The enormous shortage of nurses in India is known. What is less known is the huge demand for male nurses, especially for older patients and in emergency services at hospitals. However, owing to low pay in India and better job prospects outside, many of these trained nurses go overseas. “There are no salary advantages in India,” said Kumar. “I used to earn `25,000 a month and it is very tough to survive on that in a city like Delhi. I need to take care of my wife and child. I now earn close to a lakh a month,” he explained.

He passed the online exam, a requirement to become a nurse in Gulf countries, and has been working in Qatar for six months now.
Poor salary for staff nurses is creating a big problem in retaining them. “There is a big need for nurses today mainly for the older age bracket,” said F Beulah, Research Coordinator at Voluntary Health Services. “Male nurses are physically stronger and are capable of doing multiple things without tiring easily,” she added.

On an average, nurses earn from `6,000 to `25,000 a month. In Central government services, salary for nurses is well above what others get and those in military nursing service have the best pay and privileges.With an aging population and more widespread need for medical assistance, doctors are stressing the need for nurses to be paid well and retained here. “The demand in the country is very high for nurses in general and male nurses in particular,” said Dr GR Ravindranath, general secretary, Doctors Association for Social Equality.  
In fact, there is an alarming difference in the nurse to patient ratio. “Ideally, it should be 1:6, but currently it stands at about 1:40 or 1:60 or sometimes even 1:80,” said a member of the Staff Nurses Union of a government hospital. “In Tamil Nadu alone, there would be at least 5,000 vacancies.
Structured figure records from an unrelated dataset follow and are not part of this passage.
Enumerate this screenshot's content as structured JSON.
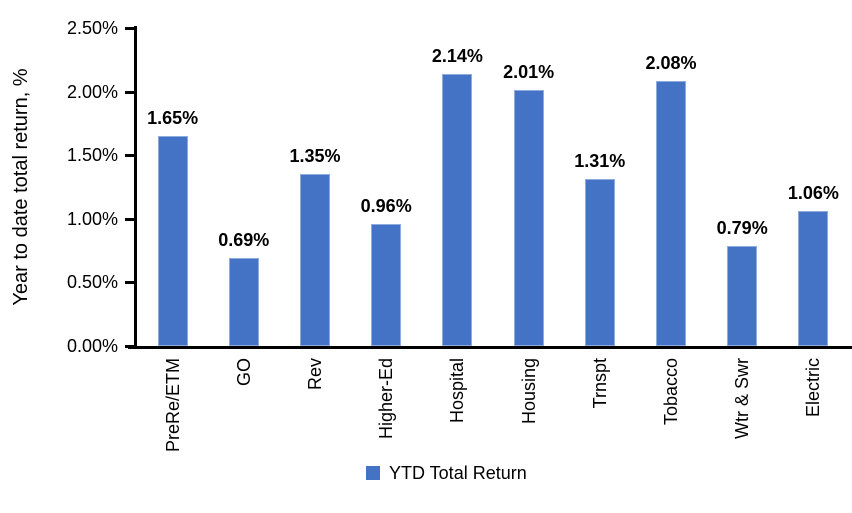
{
  "chart_data": {
    "type": "bar",
    "title": "",
    "xlabel": "",
    "ylabel": "Year to date total return, %",
    "categories": [
      "PreRe/ETM",
      "GO",
      "Rev",
      "Higher-Ed",
      "Hospital",
      "Housing",
      "Trnspt",
      "Tobacco",
      "Wtr & Swr",
      "Electric"
    ],
    "values": [
      1.65,
      0.69,
      1.35,
      0.96,
      2.14,
      2.01,
      1.31,
      2.08,
      0.79,
      1.06
    ],
    "value_labels": [
      "1.65%",
      "0.69%",
      "1.35%",
      "0.96%",
      "2.14%",
      "2.01%",
      "1.31%",
      "2.08%",
      "0.79%",
      "1.06%"
    ],
    "ylim": [
      0,
      2.5
    ],
    "ytick_values": [
      0.0,
      0.5,
      1.0,
      1.5,
      2.0,
      2.5
    ],
    "ytick_labels": [
      "0.00%",
      "0.50%",
      "1.00%",
      "1.50%",
      "2.00%",
      "2.50%"
    ],
    "grid": false,
    "legend_position": "bottom",
    "legend": [
      {
        "label": "YTD Total Return",
        "color": "#4472C4"
      }
    ],
    "bar_color": "#4472C4",
    "bar_border_color": "#8FAADC",
    "axis_color": "#000000",
    "text_color": "#000000"
  }
}
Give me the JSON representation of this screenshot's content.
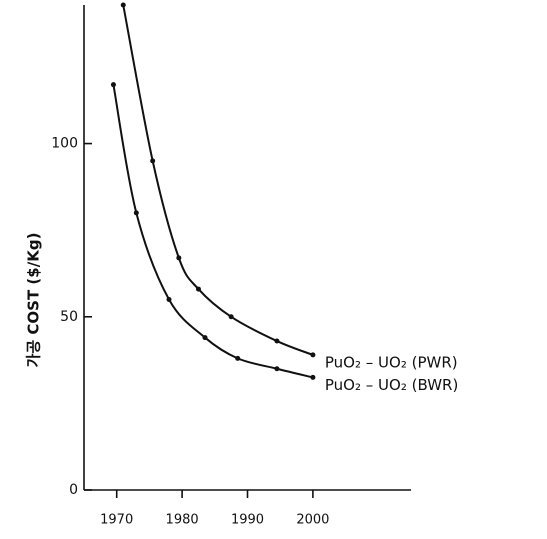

To fill them, we need both men and women.”

When the patients are older men, many even demand for a male nurse to be their caregiver as it involves acts like feeding and bathing as well. “Almost 80% of patients who are either bed-ridden or with terminal illnesses want a male nurse,” said Saraswathy P, operations in-charge at care provider, Health Above 60. “The cost of a male nurse is more for home care-giving as the demand is high and the supply is extremely limited. They can get 25-30 per cent more than a female nurse for the same job,” said Saraswathy, who has 85 nurses and nursing assistants available for care-giving of which 11 are male.

Male nurses are only 10 per cent even in some of the leading hospitals. It is higher in government hospitals and according to sources it is 30 to 35 per cent in some hospitals.
“There is an increasing requirement for trained nurses in geriatric care,” said Dr VS Natarajan, who happens to be India’s first professor in Geriatric Medicine and was awarded Padma Shri in 2012. “Trained nurses are often very expensive so people make do with nursing assistants who help with basic functions but do not have much medical expertise. This needs to change.”